ABD, 11 Nisan’da bazı akıllı cihazlar ve yarı iletkenler için vergi muafiyeti açıklamış ancak bu açıklama kısa süre içinde çelişkili bilgilerle gündeme gelmişti. Trump, bu muafiyetin yalnızca sınırlı bir kapsama sahip olacağını dile getirdi. Gümrük vergilerinin iPhone gibi teknoloji ürünlerinin ABD’deki perakende fiyatlarını ciddi oranda artırabileceği yönünde değerlendirmeler yapılırken, muafiyet açıklaması tüketiciler açısından geçici bir rahatlama yaratmıştı. Ancak Çin tarafı, bu muafiyetin kalıcı çözümler üretmekten uzak olduğunu ifade etti.
Çin Devlet Başkanı Şi Cinping ise bir gazeteye yazdığı makalede ticaret savaşlarının kazananı olmayacağını ve bu tür yöntemlerle yapıcı sonuçlar elde edilemeyeceğini vurguladı. ABD’nin uygulamaya aldığı yeni vergi tarifeleri, Çin ile birlikte Vietnam, Tayland ve Japonya gibi Asya ülkelerini de doğrudan etkiliyor.

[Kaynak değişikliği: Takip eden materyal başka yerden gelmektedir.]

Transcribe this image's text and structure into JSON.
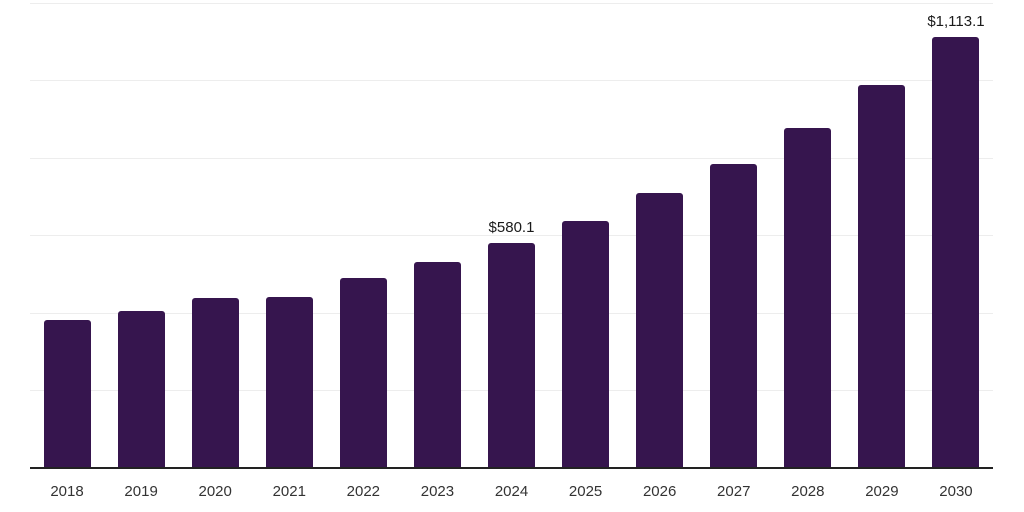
{
  "chart_data": {
    "type": "bar",
    "title": "",
    "xlabel": "",
    "ylabel": "",
    "categories": [
      "2018",
      "2019",
      "2020",
      "2021",
      "2022",
      "2023",
      "2024",
      "2025",
      "2026",
      "2027",
      "2028",
      "2029",
      "2030"
    ],
    "values": [
      382,
      405,
      438,
      442,
      490,
      532,
      580.1,
      638,
      709,
      785,
      877,
      988,
      1113.1
    ],
    "value_labels": [
      {
        "category": "2024",
        "text": "$580.1"
      },
      {
        "category": "2030",
        "text": "$1,113.1"
      }
    ],
    "ylim": [
      0,
      1200
    ],
    "gridline_step": 200,
    "grid": "horizontal",
    "legend_position": "none",
    "colors": {
      "bar": "#36154E",
      "gridline": "#ededed",
      "axis_line": "#222222",
      "tick_label": "#333333",
      "value_label": "#1a1a1a",
      "background": "#ffffff"
    }
  }
}
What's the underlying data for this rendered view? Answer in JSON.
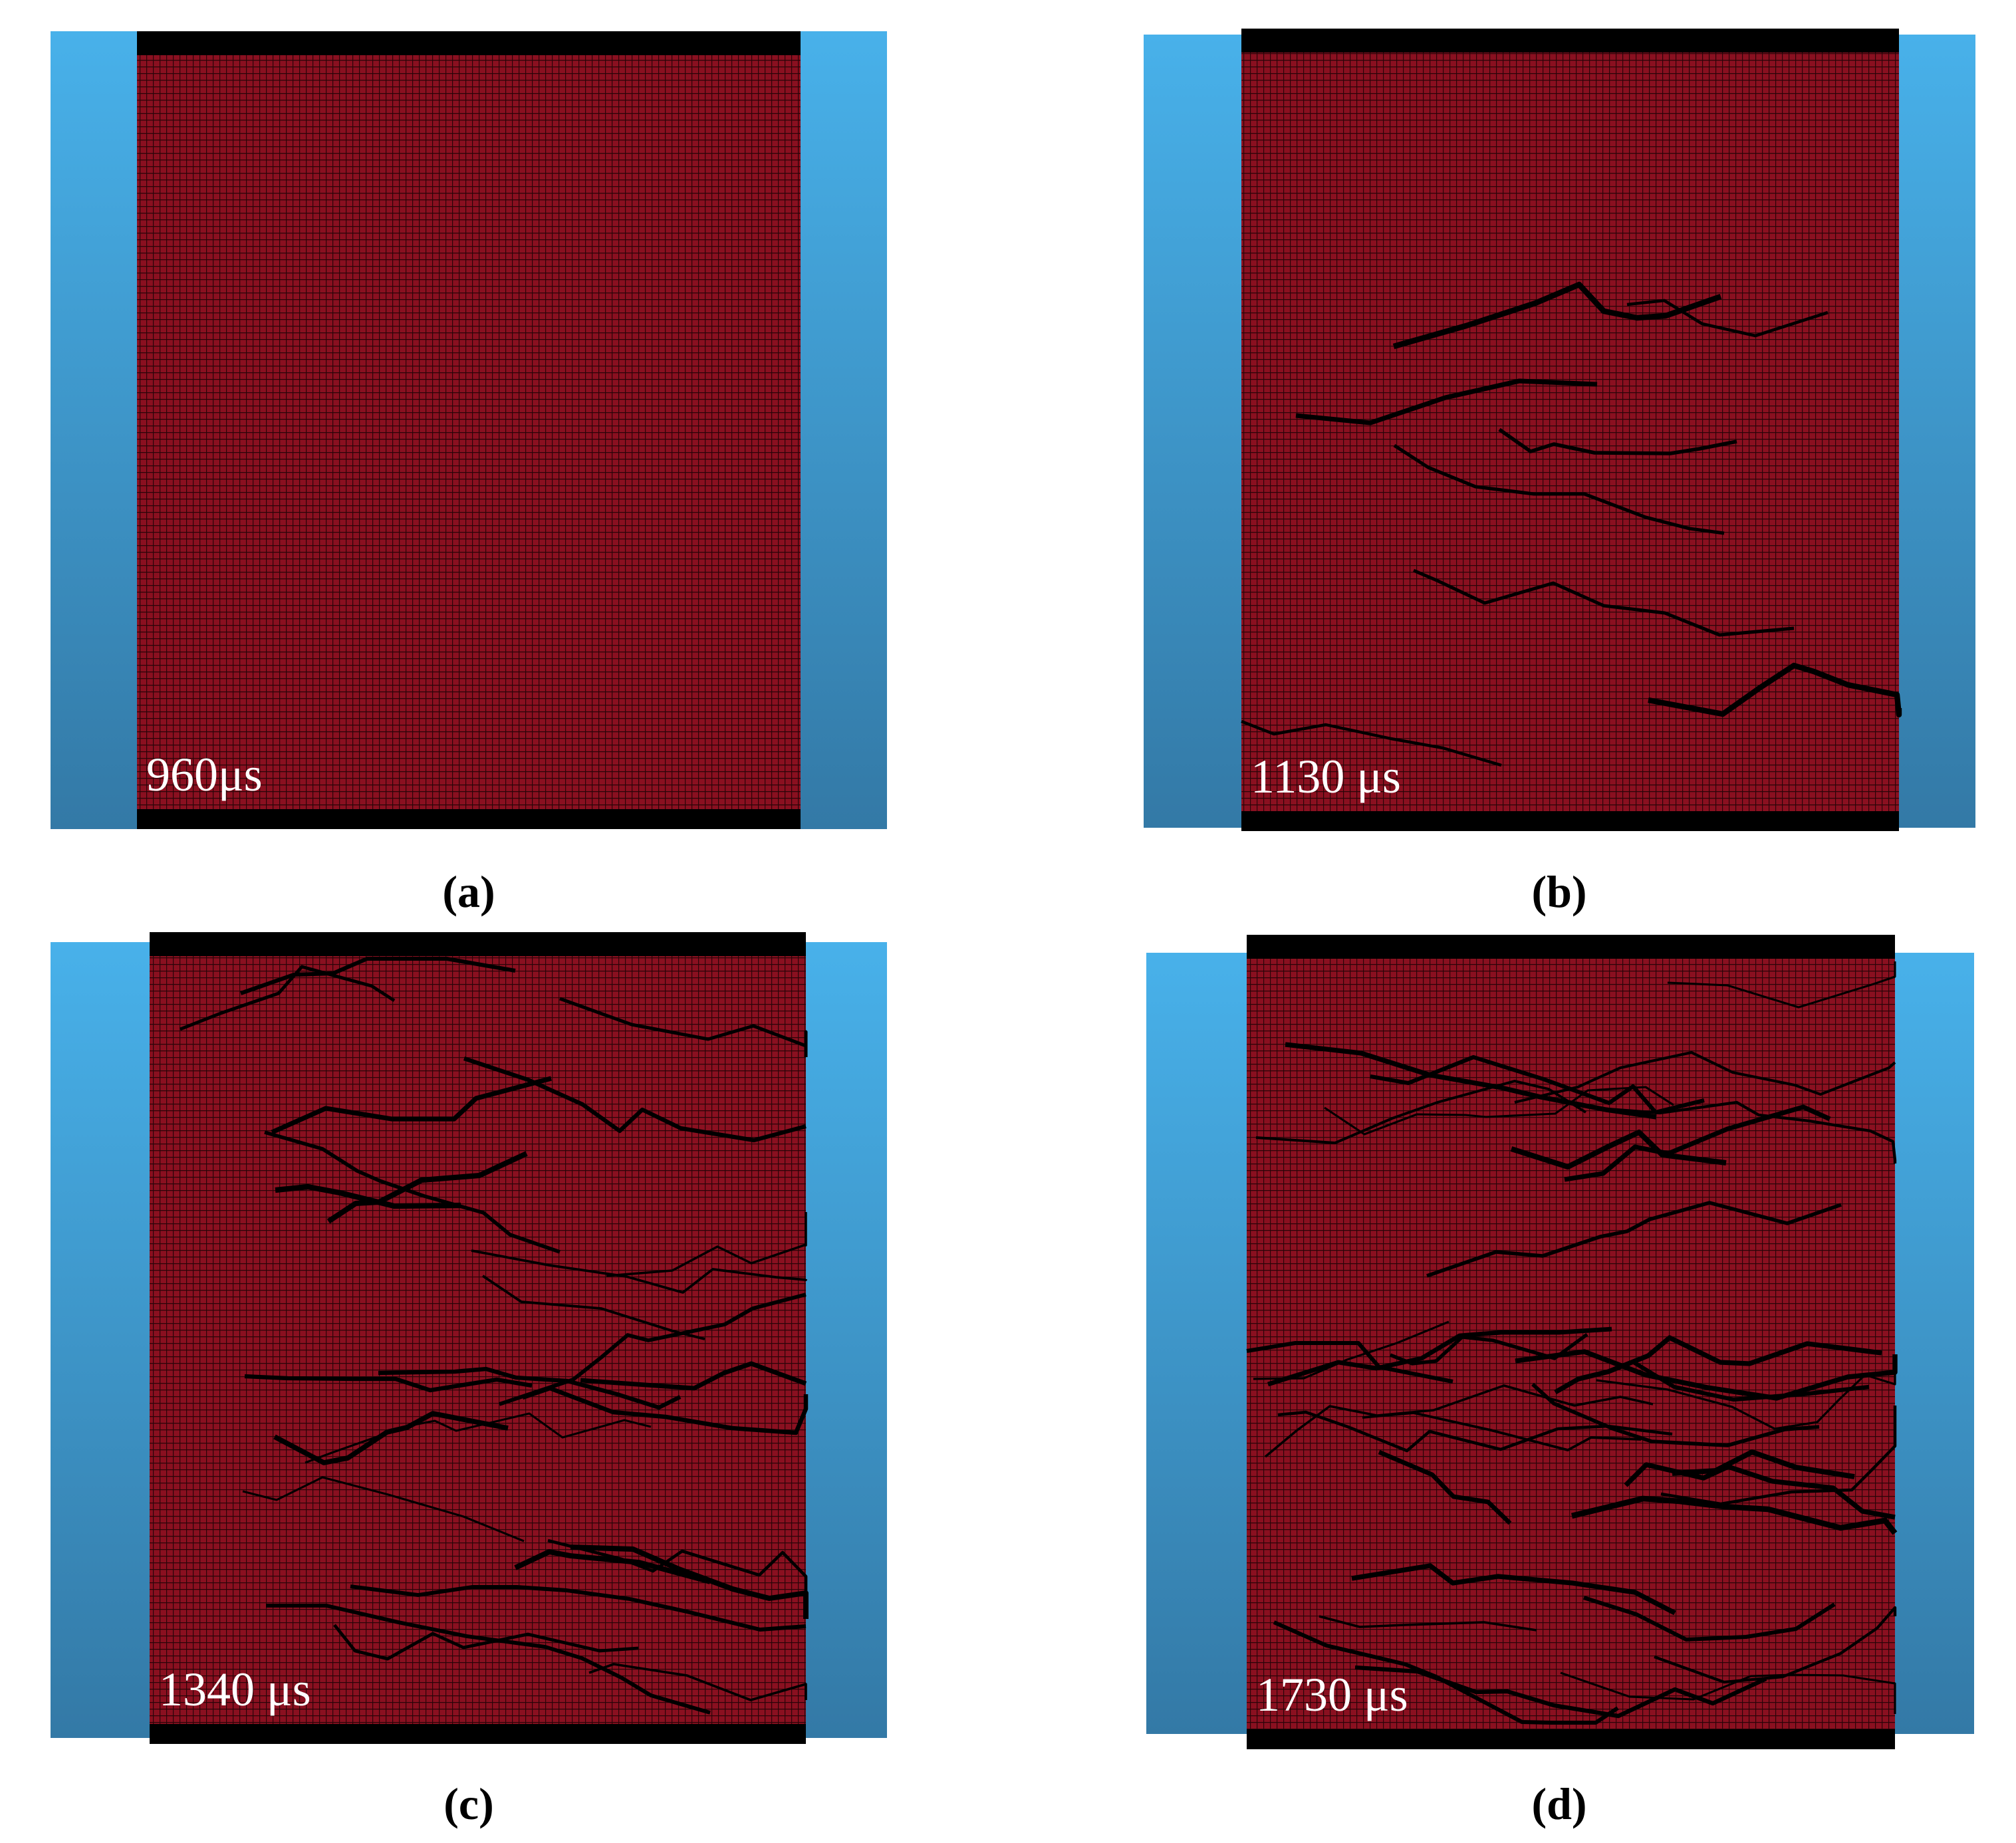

Çin, ABD’nin bu yaklaşımda ısrar etmesi halinde “sonuna kadar mücadele edeceğini” açıkladı. Aynı süreçte Çin tarafı da ABD’den ithal edilen mallara yönelik gümrük vergilerini kademeli olarak artırarak karşılık verdi.
Trump yönetimi, gümrük tarifelerini küresel ticaret sisteminde “adil olmayan uygulamalara” karşı bir müzakere aracı olarak savunuyor. Beyaz Saray, bu politikaların ABD'de istihdamı ve üretimi artıracağını öne sürerken, eleştirmenler uygulamaların küresel ticaret hacmini daraltabileceği ve ekonomik durgunluk riskini tetikleyebileceği görüşünde. Uzmanlar, ABD ile Çin arasındaki ticaret açığının bu politikaların temel gerekçesi olduğunu belirtse de, artan belirsizliklerin finansal piyasalarda dalgalanmalara neden olmaya devam ettiği gözlemleniyor.